Спектаклю они ставят, на даче-то. Парень што постарше, из гимназистов, которому последний год тама учиться, ён вроде как режиссёр и главный актёр из мущщин, а остальные так, не пойми што. Одни барышни вокруг него вьются — невестятся, значица. Другие всё больше покрасоваться хотят перед зрителями. Есть и те, кто просто от скуки иль за компанию.

Ну и двое парнишек лет по четырнадцати, прыщеватые и дрищеватые, перхотные какие-то. Енти на барышень заглядываются, с декорациями помогают, да и роли какие-никакие играют. Но так, везде ниочёмно.

Ну и я, значица — на все руки. Пилить, строгать да таскать. Они ж тута белоручки, ничиво не умеют и пачкаться бояться. Краска попала на рубаху — ах-ах, маменька заругает! Так старую надень, што проще? Агась! А покрасоваться?!

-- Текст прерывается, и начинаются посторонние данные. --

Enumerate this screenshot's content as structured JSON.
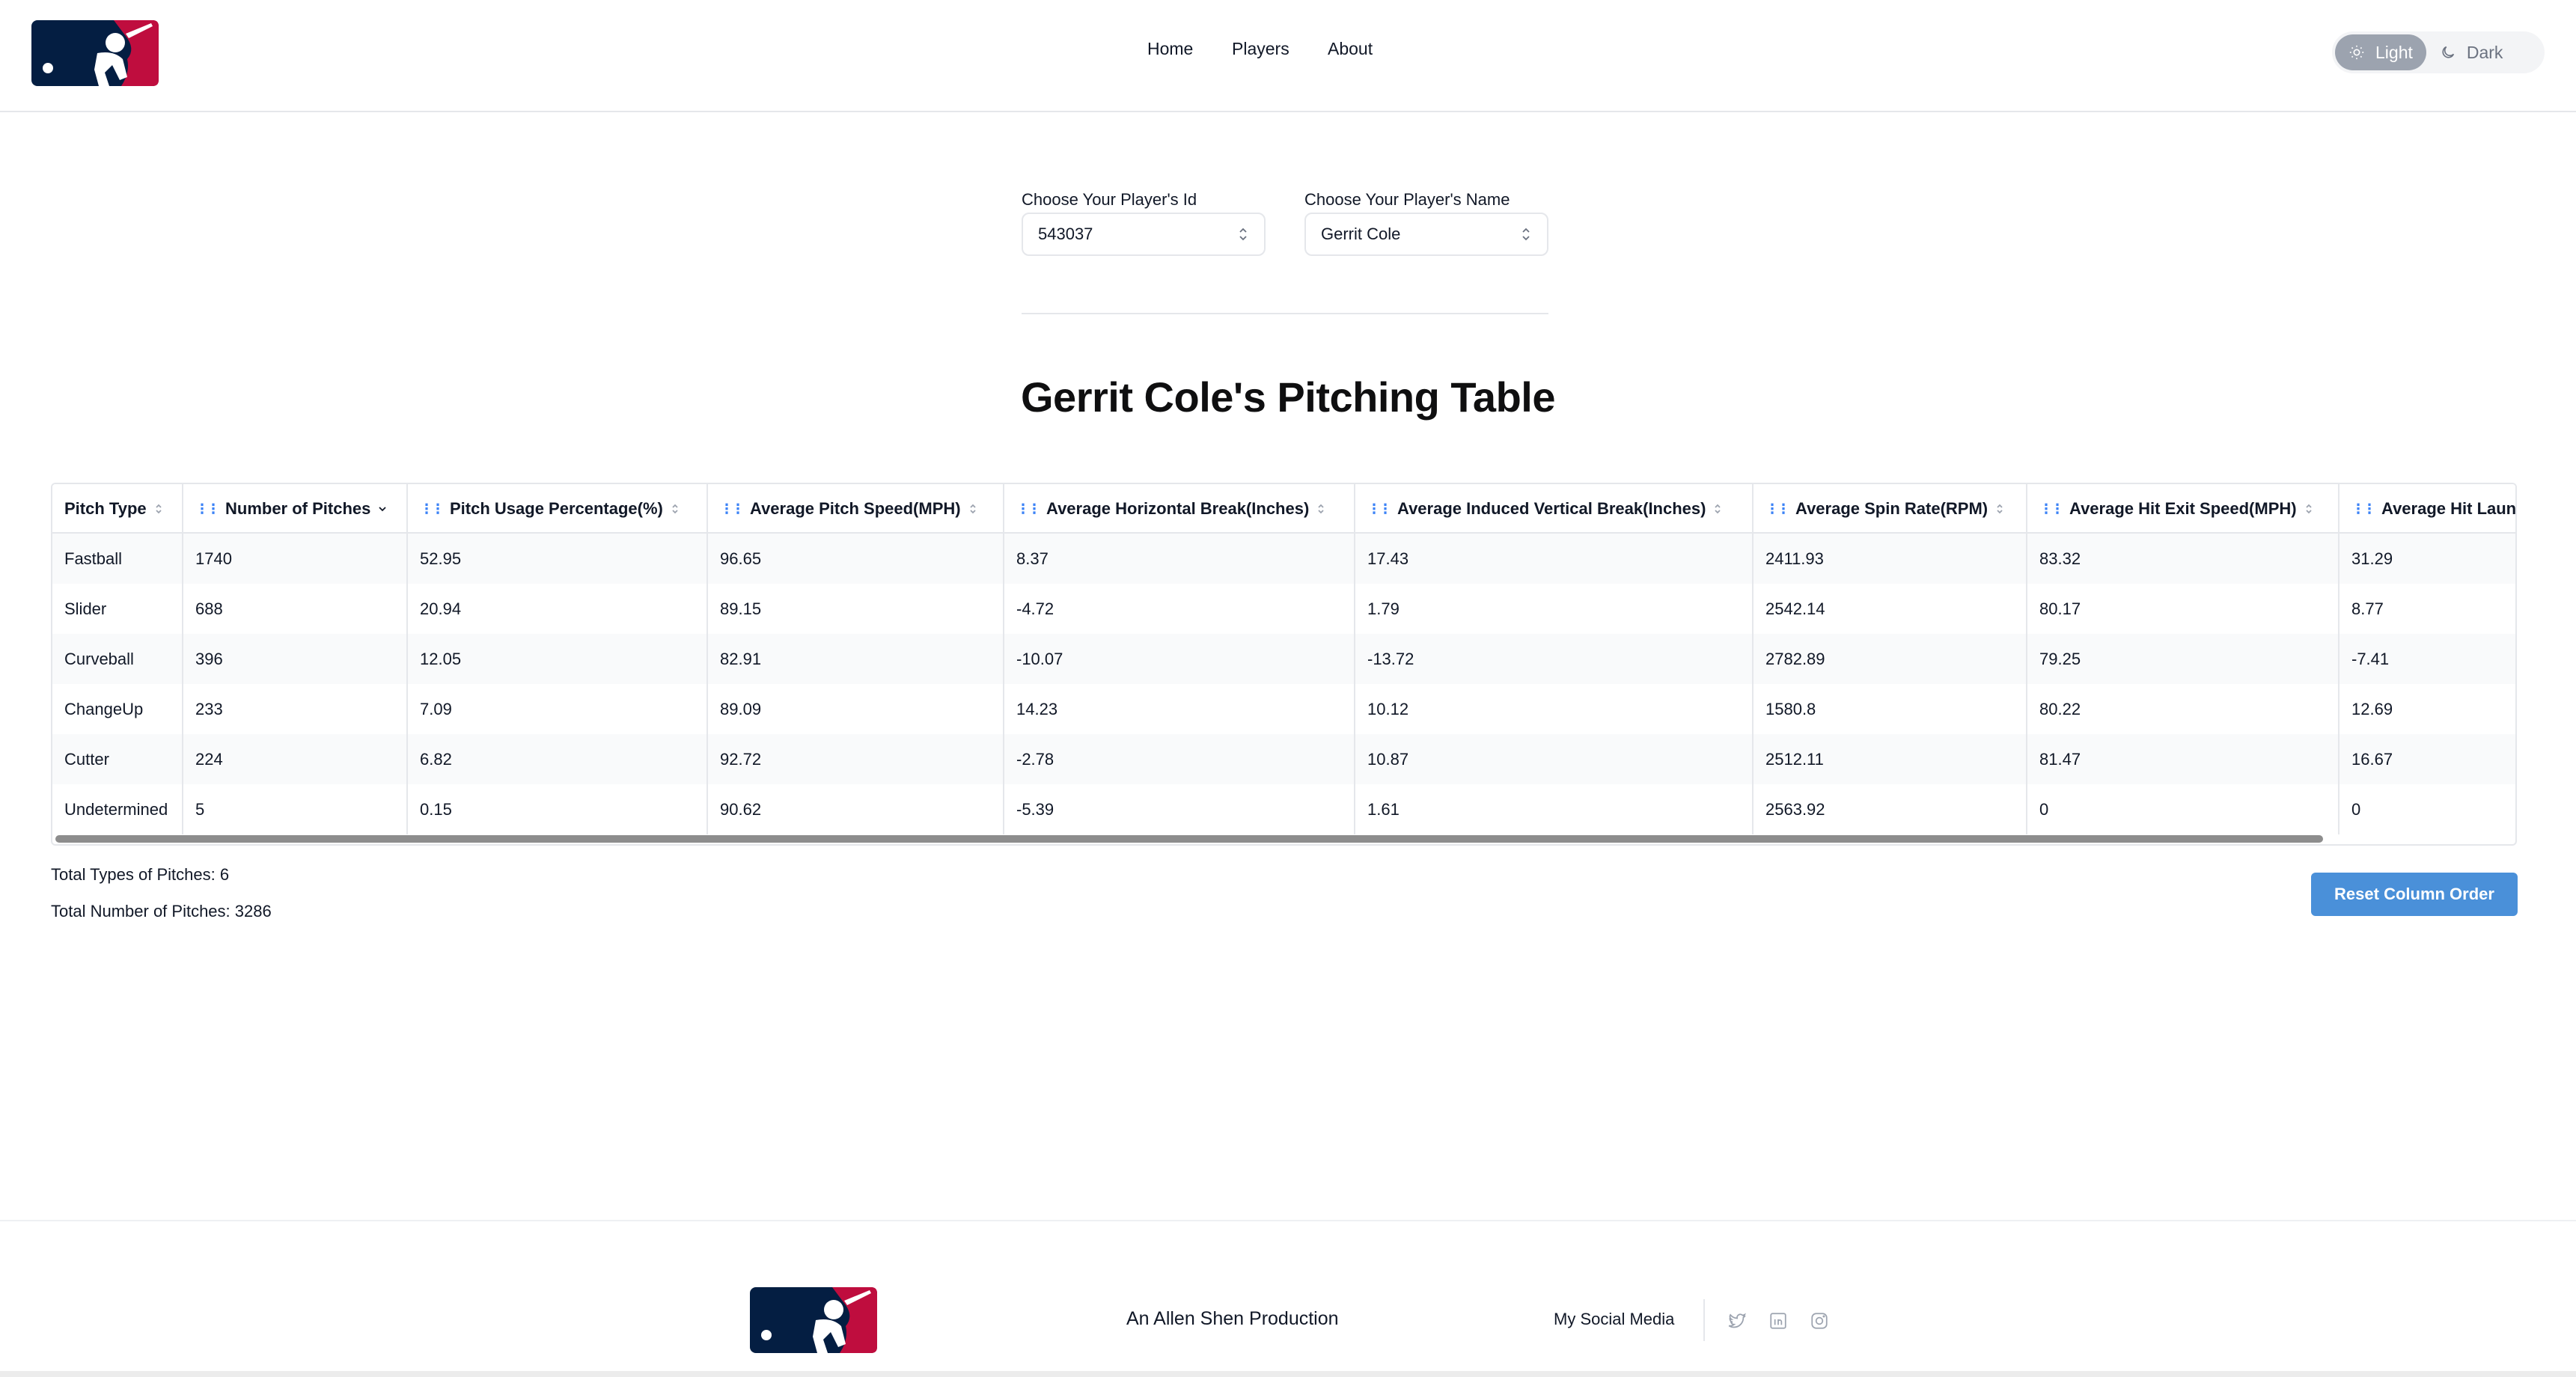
{
  "header": {
    "nav": [
      "Home",
      "Players",
      "About"
    ],
    "theme": {
      "light_label": "Light",
      "dark_label": "Dark",
      "active": "Light"
    }
  },
  "selectors": {
    "id_label": "Choose Your Player's Id",
    "id_value": "543037",
    "name_label": "Choose Your Player's Name",
    "name_value": "Gerrit Cole"
  },
  "page_title": "Gerrit Cole's Pitching Table",
  "table": {
    "columns": [
      "Pitch Type",
      "Number of Pitches",
      "Pitch Usage Percentage(%)",
      "Average Pitch Speed(MPH)",
      "Average Horizontal Break(Inches)",
      "Average Induced Vertical Break(Inches)",
      "Average Spin Rate(RPM)",
      "Average Hit Exit Speed(MPH)",
      "Average Hit Laun"
    ],
    "rows": [
      [
        "Fastball",
        "1740",
        "52.95",
        "96.65",
        "8.37",
        "17.43",
        "2411.93",
        "83.32",
        "31.29"
      ],
      [
        "Slider",
        "688",
        "20.94",
        "89.15",
        "-4.72",
        "1.79",
        "2542.14",
        "80.17",
        "8.77"
      ],
      [
        "Curveball",
        "396",
        "12.05",
        "82.91",
        "-10.07",
        "-13.72",
        "2782.89",
        "79.25",
        "-7.41"
      ],
      [
        "ChangeUp",
        "233",
        "7.09",
        "89.09",
        "14.23",
        "10.12",
        "1580.8",
        "80.22",
        "12.69"
      ],
      [
        "Cutter",
        "224",
        "6.82",
        "92.72",
        "-2.78",
        "10.87",
        "2512.11",
        "81.47",
        "16.67"
      ],
      [
        "Undetermined",
        "5",
        "0.15",
        "90.62",
        "-5.39",
        "1.61",
        "2563.92",
        "0",
        "0"
      ]
    ]
  },
  "summary": {
    "total_types": "Total Types of Pitches: 6",
    "total_pitches": "Total Number of Pitches: 3286"
  },
  "reset_button": "Reset Column Order",
  "footer": {
    "credit": "An Allen Shen Production",
    "social_label": "My Social Media",
    "social_icons": [
      "twitter-icon",
      "linkedin-icon",
      "instagram-icon"
    ]
  },
  "colors": {
    "mlb_navy": "#041e42",
    "mlb_red": "#bf0d3e",
    "accent_blue": "#4a90d9",
    "grip_blue": "#3b82f6"
  }
}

Вокруг краски, доски, бумаги, картонки! Добра не на один десяток рублёв, а раскидано так, что сердце кровью обливается.

— Кто здесь? Отелло, ты? — Кривляется, выворачивая зачем-то себе руки, тёмненькая барышня на сцене, в дурном парике из консково волоса.

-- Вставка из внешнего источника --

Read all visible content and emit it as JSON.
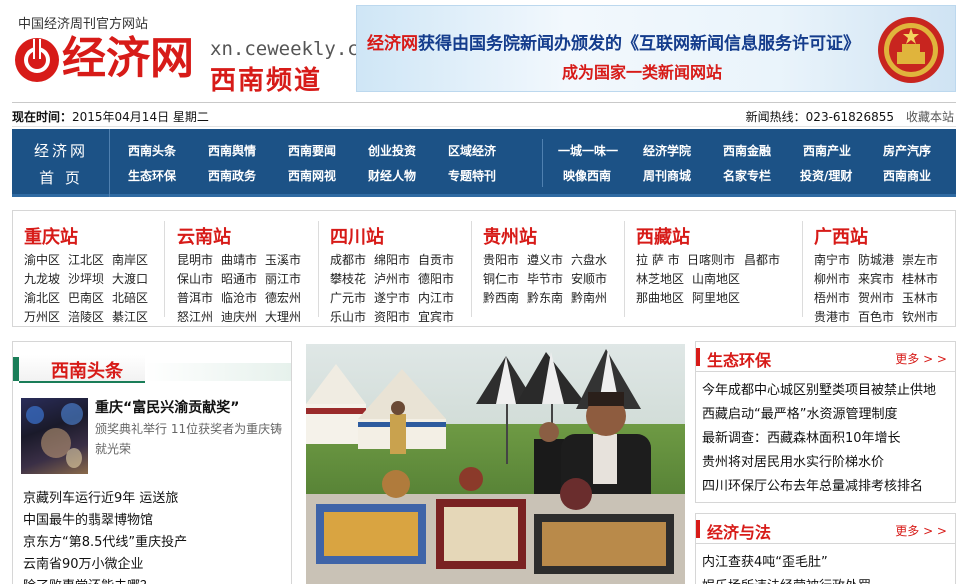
{
  "header": {
    "tagline": "中国经济周刊官方网站",
    "logo_text": "经济网",
    "domain": "xn.ceweekly.cn",
    "channel": "西南频道",
    "banner": {
      "brand": "经济网",
      "line1_rest": "获得由国务院新闻办颁发的《互联网新闻信息服务许可证》",
      "line2": "成为国家一类新闻网站"
    }
  },
  "infobar": {
    "date_label": "现在时间：",
    "date_value": "2015年04月14日 星期二",
    "hotline": "新闻热线：023-61826855",
    "bookmark": "收藏本站"
  },
  "nav": {
    "home_line1": "经济网",
    "home_line2": "首 页",
    "row1_left": [
      "西南头条",
      "西南舆情",
      "西南要闻",
      "创业投资",
      "区域经济"
    ],
    "row2_left": [
      "生态环保",
      "西南政务",
      "西南网视",
      "财经人物",
      "专题特刊"
    ],
    "row1_right": [
      "一城一味一",
      "经济学院",
      "西南金融",
      "西南产业",
      "房产汽序"
    ],
    "row2_right": [
      "映像西南",
      "周刊商城",
      "名家专栏",
      "投资/理财",
      "西南商业"
    ]
  },
  "stations": [
    {
      "title": "重庆站",
      "cities": [
        "渝中区",
        "江北区",
        "南岸区",
        "九龙坡",
        "沙坪坝",
        "大渡口",
        "渝北区",
        "巴南区",
        "北碚区",
        "万州区",
        "涪陵区",
        "綦江区"
      ]
    },
    {
      "title": "云南站",
      "cities": [
        "昆明市",
        "曲靖市",
        "玉溪市",
        "保山市",
        "昭通市",
        "丽江市",
        "普洱市",
        "临沧市",
        "德宏州",
        "怒江州",
        "迪庆州",
        "大理州"
      ]
    },
    {
      "title": "四川站",
      "cities": [
        "成都市",
        "绵阳市",
        "自贡市",
        "攀枝花",
        "泸州市",
        "德阳市",
        "广元市",
        "遂宁市",
        "内江市",
        "乐山市",
        "资阳市",
        "宜宾市"
      ]
    },
    {
      "title": "贵州站",
      "cities": [
        "贵阳市",
        "遵义市",
        "六盘水",
        "铜仁市",
        "毕节市",
        "安顺市",
        "黔西南",
        "黔东南",
        "黔南州"
      ]
    },
    {
      "title": "西藏站",
      "cities": [
        "拉 萨 市",
        "日喀则市",
        "昌都市",
        "林芝地区",
        "山南地区",
        "那曲地区",
        "阿里地区"
      ]
    },
    {
      "title": "广西站",
      "cities": [
        "南宁市",
        "防城港",
        "崇左市",
        "柳州市",
        "来宾市",
        "桂林市",
        "梧州市",
        "贺州市",
        "玉林市",
        "贵港市",
        "百色市",
        "钦州市"
      ]
    }
  ],
  "headlines": {
    "title": "西南头条",
    "feature_title": "重庆“富民兴渝贡献奖”",
    "feature_desc": "颁奖典礼举行 11位获奖者为重庆铸就光荣",
    "items": [
      "京藏列车运行近9年 运送旅",
      "中国最牛的翡翠博物馆",
      "京东方“第8.5代线”重庆投产",
      "云南省90万小微企业",
      "除了败惠堂还能去哪？"
    ]
  },
  "eco": {
    "title": "生态环保",
    "more": "更多 > >",
    "items": [
      "今年成都中心城区别墅类项目被禁止供地",
      "西藏启动“最严格”水资源管理制度",
      "最新调查：西藏森林面积10年增长",
      "贵州将对居民用水实行阶梯水价",
      "四川环保厅公布去年总量减排考核排名"
    ]
  },
  "law": {
    "title": "经济与法",
    "more": "更多 > >",
    "items": [
      "内江查获4吨“歪毛肚”",
      "娱乐场所违法经营被行政处罚"
    ]
  }
}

— Я, Дездемона, — Ломающимся дискантом ответствует прыщеватый, намазанный зачем-то гуталином. И так рожа без кожи, а теперича и вовсе — ужас будет на морде лица.

— Что ж не идёшь ложиться ты, мой друг?

Лиза кривится, но сдерживается. Она систент режиссёра и главная актриса. Обычно чуть не все женские роли ей, а недавно прочие барышни чуть ли не бунт подняли — дескать, тожить хочут! Теперича козьемордая барышня напополам разрывается — как систент хочит, штоб спектакля вот прям совсем хорошей была. А как актриса, котора ведущая, ревнует.

— Держи ровней, — Срывающимся голосом командует второй прыщевытый, Вольдемар который, косясь то и дело на сцену и орудуя кистью. Это вроде как я держу неправильно, а не у тебя руки кривые.

— Что? — Угрожающе, как иму кажется, говорит Вольдемар. Я што, вслух? Да уж…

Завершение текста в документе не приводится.